Routermodell für größere Gebäude?

Hallo,
mit Freifunk beschäftige ich mich schon eine Weile. Bislang habe ich als Knoten ausschließlich das Brot-und-Butter-Modell 1043 eingesetzt.
Die bisherige Bestrahlung ausgewählter Flächen soll nun kurzfristig abgelöst werden durch die Ausleuchtung des kompletten Gebäudes. Komplettes Gebäude bedeutet: 4 Geschosse mit Stockwerken von 400 bis über 1000qm Fläche, gut 100 Mitarbeiter.
Bevor ich nun stumpf 1043er einkaufe und fleißig verteile:
Ich bin ja bestimmt nicht der Erste, der so etwas auf dem Schirm hat.
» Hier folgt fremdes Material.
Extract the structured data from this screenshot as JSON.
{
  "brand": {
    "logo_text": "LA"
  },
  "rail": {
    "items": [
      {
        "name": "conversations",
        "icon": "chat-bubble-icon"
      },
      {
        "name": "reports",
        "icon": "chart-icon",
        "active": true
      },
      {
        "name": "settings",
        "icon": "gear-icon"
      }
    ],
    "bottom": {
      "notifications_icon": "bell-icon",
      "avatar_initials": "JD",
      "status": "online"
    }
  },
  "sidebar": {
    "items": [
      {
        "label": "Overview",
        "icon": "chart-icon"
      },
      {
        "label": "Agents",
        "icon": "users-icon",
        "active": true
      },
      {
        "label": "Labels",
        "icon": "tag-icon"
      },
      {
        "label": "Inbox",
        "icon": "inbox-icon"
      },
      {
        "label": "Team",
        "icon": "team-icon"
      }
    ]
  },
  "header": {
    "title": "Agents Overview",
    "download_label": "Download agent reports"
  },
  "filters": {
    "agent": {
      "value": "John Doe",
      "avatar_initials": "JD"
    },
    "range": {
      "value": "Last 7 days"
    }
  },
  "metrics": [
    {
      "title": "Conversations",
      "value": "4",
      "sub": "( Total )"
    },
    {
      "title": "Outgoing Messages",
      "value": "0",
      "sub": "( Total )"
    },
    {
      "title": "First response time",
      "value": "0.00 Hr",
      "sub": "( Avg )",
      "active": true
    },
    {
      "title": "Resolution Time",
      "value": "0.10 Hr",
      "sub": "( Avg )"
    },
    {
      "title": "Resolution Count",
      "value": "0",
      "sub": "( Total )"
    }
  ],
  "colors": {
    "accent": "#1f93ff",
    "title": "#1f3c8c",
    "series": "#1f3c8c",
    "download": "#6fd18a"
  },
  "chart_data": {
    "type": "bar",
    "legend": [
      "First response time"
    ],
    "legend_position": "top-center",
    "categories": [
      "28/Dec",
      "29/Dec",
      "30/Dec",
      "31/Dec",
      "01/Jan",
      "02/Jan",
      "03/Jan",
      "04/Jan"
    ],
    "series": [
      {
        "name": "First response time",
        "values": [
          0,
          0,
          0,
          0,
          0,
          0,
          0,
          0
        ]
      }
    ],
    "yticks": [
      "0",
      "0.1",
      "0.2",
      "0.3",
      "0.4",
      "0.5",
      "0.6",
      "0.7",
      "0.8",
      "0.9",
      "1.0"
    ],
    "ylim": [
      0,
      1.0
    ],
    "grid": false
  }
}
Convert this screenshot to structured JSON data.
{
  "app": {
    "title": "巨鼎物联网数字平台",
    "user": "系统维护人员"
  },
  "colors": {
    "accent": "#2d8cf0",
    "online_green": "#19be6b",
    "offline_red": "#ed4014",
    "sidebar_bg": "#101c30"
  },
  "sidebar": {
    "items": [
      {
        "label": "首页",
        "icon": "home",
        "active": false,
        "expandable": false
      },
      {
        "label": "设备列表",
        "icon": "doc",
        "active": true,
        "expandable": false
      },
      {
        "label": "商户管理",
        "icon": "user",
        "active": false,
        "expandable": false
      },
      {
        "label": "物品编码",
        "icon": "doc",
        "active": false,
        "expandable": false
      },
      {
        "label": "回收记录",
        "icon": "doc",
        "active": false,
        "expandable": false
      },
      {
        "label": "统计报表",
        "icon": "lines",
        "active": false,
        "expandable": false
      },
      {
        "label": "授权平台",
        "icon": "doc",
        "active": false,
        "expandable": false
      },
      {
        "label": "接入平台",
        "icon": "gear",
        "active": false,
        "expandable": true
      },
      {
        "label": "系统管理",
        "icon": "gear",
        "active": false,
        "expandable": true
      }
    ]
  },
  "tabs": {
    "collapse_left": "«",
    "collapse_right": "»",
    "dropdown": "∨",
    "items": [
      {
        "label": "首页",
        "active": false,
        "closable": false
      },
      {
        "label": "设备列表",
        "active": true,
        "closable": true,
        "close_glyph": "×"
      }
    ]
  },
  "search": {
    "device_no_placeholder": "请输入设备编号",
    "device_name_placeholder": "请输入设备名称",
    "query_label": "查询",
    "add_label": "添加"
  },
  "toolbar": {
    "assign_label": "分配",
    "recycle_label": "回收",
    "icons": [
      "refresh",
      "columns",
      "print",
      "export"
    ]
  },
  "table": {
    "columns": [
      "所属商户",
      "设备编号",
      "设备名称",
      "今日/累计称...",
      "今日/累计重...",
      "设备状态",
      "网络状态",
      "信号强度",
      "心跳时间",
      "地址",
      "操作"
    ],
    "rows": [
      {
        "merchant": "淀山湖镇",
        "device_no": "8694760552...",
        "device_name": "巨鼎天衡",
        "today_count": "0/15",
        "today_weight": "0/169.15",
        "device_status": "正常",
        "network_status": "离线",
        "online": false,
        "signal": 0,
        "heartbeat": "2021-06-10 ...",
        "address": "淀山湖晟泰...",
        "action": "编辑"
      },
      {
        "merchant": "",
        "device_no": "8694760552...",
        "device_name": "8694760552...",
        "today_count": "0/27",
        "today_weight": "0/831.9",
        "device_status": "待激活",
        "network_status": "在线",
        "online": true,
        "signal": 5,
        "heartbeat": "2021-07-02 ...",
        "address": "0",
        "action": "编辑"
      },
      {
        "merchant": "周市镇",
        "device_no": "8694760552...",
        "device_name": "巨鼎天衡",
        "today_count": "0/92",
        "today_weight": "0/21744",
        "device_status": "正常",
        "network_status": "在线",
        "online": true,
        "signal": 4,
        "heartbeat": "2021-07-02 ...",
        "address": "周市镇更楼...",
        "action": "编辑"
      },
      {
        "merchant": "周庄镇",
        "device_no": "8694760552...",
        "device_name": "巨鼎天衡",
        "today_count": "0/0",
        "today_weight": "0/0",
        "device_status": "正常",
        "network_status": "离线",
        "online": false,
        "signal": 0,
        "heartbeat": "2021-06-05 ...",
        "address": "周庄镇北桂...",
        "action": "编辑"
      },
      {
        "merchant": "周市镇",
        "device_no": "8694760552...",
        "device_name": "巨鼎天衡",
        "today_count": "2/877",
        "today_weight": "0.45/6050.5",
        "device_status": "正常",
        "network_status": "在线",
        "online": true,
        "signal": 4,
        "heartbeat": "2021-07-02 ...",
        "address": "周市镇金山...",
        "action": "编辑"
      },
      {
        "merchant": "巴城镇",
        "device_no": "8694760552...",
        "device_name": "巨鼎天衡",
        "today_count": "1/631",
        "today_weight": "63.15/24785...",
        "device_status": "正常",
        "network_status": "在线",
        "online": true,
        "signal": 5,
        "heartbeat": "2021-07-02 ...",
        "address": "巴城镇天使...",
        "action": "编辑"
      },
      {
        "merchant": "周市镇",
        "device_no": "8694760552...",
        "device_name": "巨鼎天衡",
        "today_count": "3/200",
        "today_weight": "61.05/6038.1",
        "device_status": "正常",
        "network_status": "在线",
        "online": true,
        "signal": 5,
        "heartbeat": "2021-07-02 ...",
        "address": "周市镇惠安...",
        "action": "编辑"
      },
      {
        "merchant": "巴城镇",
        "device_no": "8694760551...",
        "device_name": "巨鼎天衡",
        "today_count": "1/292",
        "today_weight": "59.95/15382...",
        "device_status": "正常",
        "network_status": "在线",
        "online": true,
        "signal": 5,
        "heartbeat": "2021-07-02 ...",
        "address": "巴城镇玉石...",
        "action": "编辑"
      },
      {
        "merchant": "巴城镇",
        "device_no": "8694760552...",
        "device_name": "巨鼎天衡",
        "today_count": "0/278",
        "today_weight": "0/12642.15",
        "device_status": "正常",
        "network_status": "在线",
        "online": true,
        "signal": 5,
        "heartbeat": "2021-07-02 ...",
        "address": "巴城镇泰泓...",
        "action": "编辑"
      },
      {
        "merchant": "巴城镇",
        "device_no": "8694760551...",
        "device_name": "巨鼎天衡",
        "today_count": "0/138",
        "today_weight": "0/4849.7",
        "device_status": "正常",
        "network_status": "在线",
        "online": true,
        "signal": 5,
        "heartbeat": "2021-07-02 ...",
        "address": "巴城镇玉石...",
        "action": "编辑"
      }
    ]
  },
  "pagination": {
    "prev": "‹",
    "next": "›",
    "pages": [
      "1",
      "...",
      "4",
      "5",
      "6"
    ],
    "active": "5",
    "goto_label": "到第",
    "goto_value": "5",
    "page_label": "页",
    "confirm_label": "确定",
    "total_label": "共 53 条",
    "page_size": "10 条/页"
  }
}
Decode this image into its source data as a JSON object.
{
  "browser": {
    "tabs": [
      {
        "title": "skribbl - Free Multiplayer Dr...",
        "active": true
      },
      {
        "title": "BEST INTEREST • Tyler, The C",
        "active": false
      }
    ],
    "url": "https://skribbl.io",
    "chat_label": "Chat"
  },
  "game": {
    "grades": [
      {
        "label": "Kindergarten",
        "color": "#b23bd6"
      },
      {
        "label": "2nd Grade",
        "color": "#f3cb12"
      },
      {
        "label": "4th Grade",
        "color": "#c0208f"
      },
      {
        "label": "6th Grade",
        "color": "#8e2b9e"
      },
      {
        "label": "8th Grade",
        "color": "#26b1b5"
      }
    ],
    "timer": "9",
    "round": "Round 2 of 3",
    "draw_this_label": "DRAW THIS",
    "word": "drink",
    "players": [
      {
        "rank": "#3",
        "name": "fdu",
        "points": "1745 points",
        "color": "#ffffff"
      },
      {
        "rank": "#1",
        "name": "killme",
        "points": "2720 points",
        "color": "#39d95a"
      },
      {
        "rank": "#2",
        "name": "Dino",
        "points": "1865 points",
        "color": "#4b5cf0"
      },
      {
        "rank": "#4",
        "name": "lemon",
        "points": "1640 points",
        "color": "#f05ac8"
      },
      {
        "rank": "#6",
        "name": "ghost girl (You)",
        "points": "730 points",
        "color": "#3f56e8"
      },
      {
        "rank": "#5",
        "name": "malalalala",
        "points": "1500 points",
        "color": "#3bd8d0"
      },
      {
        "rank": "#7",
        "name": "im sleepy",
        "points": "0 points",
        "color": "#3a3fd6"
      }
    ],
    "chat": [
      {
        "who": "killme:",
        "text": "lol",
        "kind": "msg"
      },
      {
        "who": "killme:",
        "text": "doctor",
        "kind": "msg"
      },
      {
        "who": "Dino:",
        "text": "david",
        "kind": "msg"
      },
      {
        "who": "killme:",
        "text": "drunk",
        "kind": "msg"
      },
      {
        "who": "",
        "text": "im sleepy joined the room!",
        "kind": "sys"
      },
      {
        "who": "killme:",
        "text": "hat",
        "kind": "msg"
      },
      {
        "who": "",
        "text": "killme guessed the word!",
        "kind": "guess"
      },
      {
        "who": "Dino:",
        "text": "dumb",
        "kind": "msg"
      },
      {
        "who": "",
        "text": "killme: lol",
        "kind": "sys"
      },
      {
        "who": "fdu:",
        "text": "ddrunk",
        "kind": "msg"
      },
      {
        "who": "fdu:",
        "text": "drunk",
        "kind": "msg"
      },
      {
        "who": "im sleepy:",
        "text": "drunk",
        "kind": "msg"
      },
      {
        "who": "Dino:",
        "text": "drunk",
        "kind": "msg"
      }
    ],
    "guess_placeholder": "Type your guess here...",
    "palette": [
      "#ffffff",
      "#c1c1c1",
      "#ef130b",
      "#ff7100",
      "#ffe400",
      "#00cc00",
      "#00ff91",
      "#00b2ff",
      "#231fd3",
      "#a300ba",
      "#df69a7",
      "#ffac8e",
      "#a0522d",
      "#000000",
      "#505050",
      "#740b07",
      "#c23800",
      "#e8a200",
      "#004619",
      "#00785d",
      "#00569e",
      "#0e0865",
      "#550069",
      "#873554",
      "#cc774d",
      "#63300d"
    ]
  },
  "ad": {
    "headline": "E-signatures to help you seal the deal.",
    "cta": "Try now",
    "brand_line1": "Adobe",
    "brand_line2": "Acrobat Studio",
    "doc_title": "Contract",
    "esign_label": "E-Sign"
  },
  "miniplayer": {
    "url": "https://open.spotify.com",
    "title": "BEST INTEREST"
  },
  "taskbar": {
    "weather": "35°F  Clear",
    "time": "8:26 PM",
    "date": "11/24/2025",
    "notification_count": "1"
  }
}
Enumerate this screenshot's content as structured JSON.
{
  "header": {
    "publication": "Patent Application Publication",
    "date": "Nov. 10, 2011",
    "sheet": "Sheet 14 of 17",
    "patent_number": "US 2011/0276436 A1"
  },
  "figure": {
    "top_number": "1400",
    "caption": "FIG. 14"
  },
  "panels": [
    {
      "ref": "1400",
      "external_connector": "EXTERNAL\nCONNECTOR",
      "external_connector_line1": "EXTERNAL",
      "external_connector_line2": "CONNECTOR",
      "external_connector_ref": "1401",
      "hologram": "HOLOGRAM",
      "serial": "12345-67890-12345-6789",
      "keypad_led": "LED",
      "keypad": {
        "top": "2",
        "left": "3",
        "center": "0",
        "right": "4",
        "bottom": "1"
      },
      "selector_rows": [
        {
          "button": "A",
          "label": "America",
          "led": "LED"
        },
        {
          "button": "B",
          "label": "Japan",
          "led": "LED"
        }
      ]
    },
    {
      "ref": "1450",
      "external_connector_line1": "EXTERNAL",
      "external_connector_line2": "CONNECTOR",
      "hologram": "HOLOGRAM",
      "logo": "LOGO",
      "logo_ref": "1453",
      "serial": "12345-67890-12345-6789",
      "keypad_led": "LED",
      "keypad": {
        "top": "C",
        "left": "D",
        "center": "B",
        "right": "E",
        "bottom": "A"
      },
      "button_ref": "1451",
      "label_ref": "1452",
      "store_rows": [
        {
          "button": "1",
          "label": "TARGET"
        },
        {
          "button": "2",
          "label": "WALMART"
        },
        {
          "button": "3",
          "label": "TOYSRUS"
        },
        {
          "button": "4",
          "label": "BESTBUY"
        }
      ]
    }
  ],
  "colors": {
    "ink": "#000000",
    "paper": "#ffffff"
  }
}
Gibt es sinnvollere Router für diesen Zweck? Erreichen andere Modelle größere Flächen, als der 1043?
Es gibt natürlich auf Router, die man wie Rauchmelder unter die Decke schraubt. Das würde allerdings zu einer größeren Elektriker-Aktion ausarten, weil dafür die Verkabelung unter der Decke natürlich nicht vorhanden ist.
Was ist bei so einem Vorhaben “Best-Practice”? Welche Fallstricke kommen auf mich zu?
Kommt ein 1043 als Uplink mit >100 Gästen klar? Oder sollte man mehrere als Uplink definieren, um die Last zu verteilen?

Irgendwo habe ich mal eine Liste gesehen, in der angegeben war, wie viele Gäste welches Modell schafft. Das stammt aber, glaube ich, noch aus der Zeit, in der das VPN verschlüsselt war. Die dortigen Zahlen sollten sich also überholt haben.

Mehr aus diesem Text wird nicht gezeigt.